Mina2 Strikes Large Tree

Mina2 in the Caribbean - Where's The Ice Gone?
Tim Barker
Mon 12 Mar 2012 14:51


Position: 55° 04.543S 069° 25.823W

Estéro Penhoat, between rings 1 & 3.

Date: 10 March 2012


In the last week we have seen not one yacht; not one fishing boat, cruise ship, house or person. We have not heard anybody on Ch 16 on the VHF radio. We are completely alone in this, the uttermost part of the earth. Talk about a getaway-from-it-all holiday. (Yes, although the channels can be extremely demanding by normal cruising standards, I am reluctantly prepared to admit that, for me, this IS a holiday and not an expedition). The DS feels rather spooked by the total remoteness of the place. For me, curmudgeonly unsociable animal that I am, it is bliss. But all of us are revelling in the completely unspoilt wildness of the area, and the richness of its wildlife.


Yesterday afternoon we tied into one of the most bizarre locations that Mina2 has ever rested in. In Estéro Penhoat on the north side of Isla Hoste there are few places shallow enough to plant your anchor. All the sides are incredibly steep-to – 20 metres out from the rocky shore you have 50 metres of water under the keel. But against a particularly picturesque cliff with trees growing out of the cracks in it, someone – and no one is quite sure who – many years ago hammered in some stout wire cables with rings on the end for putting a rope through, and then painted a number on the sheer rock by each one: 1,2,3, and 4. We nudged Mina2’s bow within touching distance of the rock where ring number 1 hung, and Andrew slipped a line through. We backed off, turned the boat and headed for ring number 3 where we did the same, and then tied ourselves fore and aft between the two, with the sides of the boat just a few metres from the high cliff wall. The procedure all sounds very controlled – well, it was. Almost. As we were nudging our way towards ring number 3 with Andrew draped over the pulpit in the bow, rope in hand, the DS said “Watch out – you’re going to hit the trees!” I looked at the masthead. It was clearing the high overhanging branches by at least a metre. “Nonsense, woman” I retorted, “we’ll miss them by a mile”. At which point there was a loud crack and a branch fell on Andrew’s head.
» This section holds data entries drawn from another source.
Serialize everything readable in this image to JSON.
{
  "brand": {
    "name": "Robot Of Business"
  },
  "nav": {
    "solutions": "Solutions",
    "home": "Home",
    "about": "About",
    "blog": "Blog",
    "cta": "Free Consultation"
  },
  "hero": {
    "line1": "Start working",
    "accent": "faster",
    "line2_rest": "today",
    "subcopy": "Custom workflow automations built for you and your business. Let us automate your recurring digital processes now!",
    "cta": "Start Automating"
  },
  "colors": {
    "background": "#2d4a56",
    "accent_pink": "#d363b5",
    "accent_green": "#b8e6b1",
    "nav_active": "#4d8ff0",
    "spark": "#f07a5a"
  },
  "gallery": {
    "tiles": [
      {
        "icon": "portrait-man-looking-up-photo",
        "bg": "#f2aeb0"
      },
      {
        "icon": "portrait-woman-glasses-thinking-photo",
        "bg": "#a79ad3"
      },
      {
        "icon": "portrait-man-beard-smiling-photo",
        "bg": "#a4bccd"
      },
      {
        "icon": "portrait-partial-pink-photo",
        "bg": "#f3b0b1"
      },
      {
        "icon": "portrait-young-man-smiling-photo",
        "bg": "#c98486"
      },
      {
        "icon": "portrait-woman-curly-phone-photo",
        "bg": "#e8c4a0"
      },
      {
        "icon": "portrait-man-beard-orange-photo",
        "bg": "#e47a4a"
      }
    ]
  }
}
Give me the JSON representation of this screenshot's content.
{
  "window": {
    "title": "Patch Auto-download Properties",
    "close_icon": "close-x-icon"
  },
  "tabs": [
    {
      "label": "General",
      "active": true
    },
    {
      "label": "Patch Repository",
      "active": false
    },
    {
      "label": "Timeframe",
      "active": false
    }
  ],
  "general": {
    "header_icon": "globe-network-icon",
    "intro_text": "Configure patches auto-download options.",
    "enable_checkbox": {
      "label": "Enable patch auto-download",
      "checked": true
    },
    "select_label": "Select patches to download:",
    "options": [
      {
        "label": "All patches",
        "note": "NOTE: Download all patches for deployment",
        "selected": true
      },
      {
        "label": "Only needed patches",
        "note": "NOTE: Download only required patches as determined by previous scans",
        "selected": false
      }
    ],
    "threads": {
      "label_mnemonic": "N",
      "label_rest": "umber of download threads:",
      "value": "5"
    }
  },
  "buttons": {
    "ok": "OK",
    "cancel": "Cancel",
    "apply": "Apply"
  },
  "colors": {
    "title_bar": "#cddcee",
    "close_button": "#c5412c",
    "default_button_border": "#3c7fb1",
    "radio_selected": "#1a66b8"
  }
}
I hadn’t bothered to look at the forestay which had demolished a branch that was protruding much lower down.


As we were tightening the lines in this extraordinary berth, a colourful Kingfisher flitted by and sat on the branch of a tree just a few feet away from us. Just in front of the boat, nesting in the trees was a rookery of Shags: a few adults with their brilliant white breasts, and a load of youngsters, still all black. They were launching themselves off the trees hanging to the cliff, doing a couple of circuits and then landing back in the trees. It was school time for this year’s broodlings. Most made it. One didn’t. It threw itself off the cliff and plummeted straight into the water in front of us with a splash. It shook itself and then swum around a bit looking rather embarrassed.


Andrew went off for a 3 ½ hour kayak exploration to the end of the fjord and then tested himself against the rapids of a river in which small fresh water fish were darting around.


Talking of fish, one of the things that has surprised us is that we have seen absolutely no fish in the channels at all. We know they’re there because we saw a fishing boat in Caleta Olla about 5 weeks ago who sold us some of his large catch. But most places we sail in the world, you sea fish swimming around near the shallows, but here there is nothing. God knows what the sea birds live off.


We’re now beginning to wind down towards the end of our cruise of the channels. Now heading slowly east back to Puerto Williams, having bashed our way west against the prevailing strong westerly winds, we are hoping to be able to enjoy some good downwind sailing on our return.